Hearing transcripts are public records, available through the committee's website and through GovInfo. They're often the most substantive source of technical analysis about what a bill does, because witnesses frequently go deeper than the floor debate allows.
Markup
A markup session is the formal line-by-line consideration of a bill by the committee. During markup, members can offer amendments — some of which pass, some of which fail. The bill that emerges from markup may be substantially different from the version introduced. The markup process is usually public and streamed by the committee.
Reporting and the Committee Report
After a successful markup vote, the committee "reports" the bill — formally sends it to the full chamber with a recommendation to pass. A reported bill is accompanied by a committee report, a written document that explains the bill's purpose, provides a section-by-section analysis, describes the cost estimate from the Congressional Budget Office, and often includes the written views of dissenting members.
Committee reports are significant documents. Courts and agency administrators sometimes consult them when interpreting ambiguous statutory language, on the theory that the report reflects the "legislative intent" of the enacting Congress.
Why So Many Bills Die
The committee system creates multiple veto points. A bill needs: a committee chair willing to schedule it, a majority of the committee willing to report it, and then floor scheduling by the leadership. Any of those can kill a bill. Most bills introduced are never intended to become law — they're messaging vehicles, constituent services, or legislative markers for future negotiations.

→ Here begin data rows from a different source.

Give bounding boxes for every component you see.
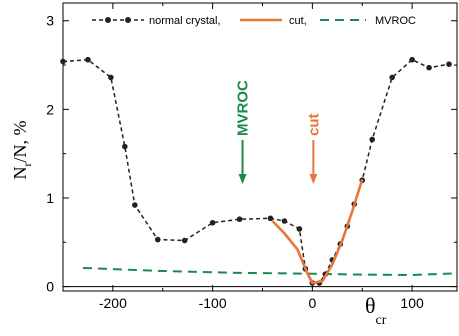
series-line-mvroc xyxy=(82,266,458,277)
data-point-normal-crystal xyxy=(209,219,216,226)
y-tick-label: 1 xyxy=(46,190,54,206)
x-tick-label: 0 xyxy=(308,295,316,311)
legend-label-normal: normal crystal, xyxy=(149,15,221,27)
annotation-arrow-head xyxy=(238,174,247,184)
annotation-label: cut xyxy=(305,113,322,136)
x-tick-label: -200 xyxy=(99,295,127,311)
legend-label-mvroc: MVROC xyxy=(375,15,416,27)
data-point-normal-crystal xyxy=(267,215,274,222)
y-label-sub: r xyxy=(20,163,34,167)
data-point-normal-crystal xyxy=(122,143,128,150)
data-point-normal-crystal xyxy=(181,237,188,244)
y-label-main: N xyxy=(10,167,30,180)
y-axis-label: Nr/N, % xyxy=(10,121,34,180)
annotations: MVROC cut xyxy=(235,80,322,184)
axis-ticks: -200 -100 0 100 0 1 2 3 xyxy=(46,3,457,311)
y-tick-label: 2 xyxy=(46,101,54,117)
data-point-normal-crystal xyxy=(409,56,415,63)
data-point-normal-crystal xyxy=(108,74,114,81)
data-point-normal-crystal xyxy=(132,202,138,208)
x-axis-label: θcr xyxy=(365,293,387,328)
x-label-main: θ xyxy=(365,293,376,318)
data-point-normal-crystal xyxy=(296,226,303,232)
series-layer xyxy=(60,56,458,286)
data-point-normal-crystal xyxy=(426,64,432,71)
data-point-normal-crystal xyxy=(446,61,452,67)
data-point-normal-crystal xyxy=(389,74,395,81)
y-tick-label: 3 xyxy=(46,13,54,29)
plot-frame xyxy=(62,2,458,292)
y-tick-label: 0 xyxy=(46,279,54,295)
data-point-normal-crystal xyxy=(154,236,161,243)
legend-marker-normal xyxy=(125,17,131,23)
legend: normal crystal, cut, MVROC xyxy=(92,15,416,27)
legend-marker-normal xyxy=(105,17,111,23)
series-line-cut xyxy=(271,178,364,285)
x-tick-label: 100 xyxy=(400,295,424,311)
data-point-normal-crystal xyxy=(281,218,288,224)
data-point-normal-crystal xyxy=(85,56,91,63)
x-label-sub: cr xyxy=(376,313,387,328)
annotation-arrow-head xyxy=(309,174,318,184)
data-point-normal-crystal xyxy=(369,136,376,143)
legend-label-cut: cut, xyxy=(289,15,307,27)
annotation-label: MVROC xyxy=(235,80,252,136)
series-line-normal-crystal xyxy=(62,58,450,284)
svg-text:Nr/N, %: Nr/N, % xyxy=(10,121,34,180)
data-point-normal-crystal xyxy=(60,58,66,65)
y-label-rest: /N, % xyxy=(10,121,30,163)
data-point-normal-crystal xyxy=(236,216,243,223)
x-tick-label: -100 xyxy=(199,295,227,311)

Bills that do advance tend to have one or more of the following: strong bipartisan support, mandatory legislative vehicles they can attach to (appropriations, NDAA), crisis-driven urgency, or backing from the committee chair or the party leadership.
How LegislationPatch Reflects Committee Status
Bills in our database show their current legislative stage. "In Committee" means the bill has been referred but not yet reported; "Passed House" or "Passed Senate" means it cleared the relevant committee and floor. The action history on each bill's Congress.gov page shows every step the bill has taken, including every committee to which it was referred and every hearing or markup that was scheduled.